4 to 5 weeks later, at the second session, local anaesthetic was applied to the abdominal skin by subcutaneous injection. The electric intensity profile, recorded in the first session, was reproduced exactly and applied in the same place.

Analysis of blood obtained from the subjects showed an increase in NK cell activity in response to painful stimulation. The number of NK cells increased slightly, but not significantly.

After local anaesthesia, neither the NK cell activity nor the numbers changed.

During the first session there was an increase in the leucocyte count (neutrophils), which did not occur after local anaesthetic administration.
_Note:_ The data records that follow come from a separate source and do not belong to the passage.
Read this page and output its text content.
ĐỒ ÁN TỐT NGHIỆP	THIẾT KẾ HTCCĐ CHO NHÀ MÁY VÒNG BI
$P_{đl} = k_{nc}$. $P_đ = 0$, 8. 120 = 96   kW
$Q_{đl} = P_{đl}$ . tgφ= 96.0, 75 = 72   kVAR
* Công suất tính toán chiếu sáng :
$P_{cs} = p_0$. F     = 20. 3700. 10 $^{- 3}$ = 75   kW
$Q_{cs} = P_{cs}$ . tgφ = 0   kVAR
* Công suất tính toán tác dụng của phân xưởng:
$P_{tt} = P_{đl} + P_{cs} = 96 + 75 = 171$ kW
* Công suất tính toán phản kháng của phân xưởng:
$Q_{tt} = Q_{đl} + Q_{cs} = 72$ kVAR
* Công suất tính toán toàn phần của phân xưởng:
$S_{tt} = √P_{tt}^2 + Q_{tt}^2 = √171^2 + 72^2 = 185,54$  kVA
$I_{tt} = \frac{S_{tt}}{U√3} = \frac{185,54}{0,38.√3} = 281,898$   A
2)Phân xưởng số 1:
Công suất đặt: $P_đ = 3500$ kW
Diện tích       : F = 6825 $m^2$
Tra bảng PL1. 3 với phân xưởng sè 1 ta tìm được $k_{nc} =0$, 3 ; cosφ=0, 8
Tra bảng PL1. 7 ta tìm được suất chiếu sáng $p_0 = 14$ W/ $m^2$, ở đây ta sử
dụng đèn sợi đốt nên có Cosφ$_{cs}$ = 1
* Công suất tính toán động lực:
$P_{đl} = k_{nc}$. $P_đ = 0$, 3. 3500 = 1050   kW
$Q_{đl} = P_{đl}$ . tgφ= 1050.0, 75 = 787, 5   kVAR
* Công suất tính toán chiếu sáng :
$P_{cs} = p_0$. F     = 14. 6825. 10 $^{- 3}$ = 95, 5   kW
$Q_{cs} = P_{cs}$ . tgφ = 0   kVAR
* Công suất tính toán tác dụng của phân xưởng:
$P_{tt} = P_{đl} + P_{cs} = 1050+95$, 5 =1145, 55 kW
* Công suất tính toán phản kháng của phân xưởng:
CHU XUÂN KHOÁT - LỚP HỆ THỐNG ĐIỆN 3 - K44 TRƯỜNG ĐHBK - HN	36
During the painful stimulation of the first session, adrenaline levels increased to a peak and then returned to baseline levels. After block, no changes were seen during or after stimulation.

This study raises the question of whether infiltrating the surgical field with local anaesthetic for pain relief is beneficial. The endocrine response to surgery may be blocked to such an extent that the increase in NK cell cytotoxicity is also prevented. Hence infiltration with local anaesthetic may impair the NK cell response to infection and dissemination of tumour cells.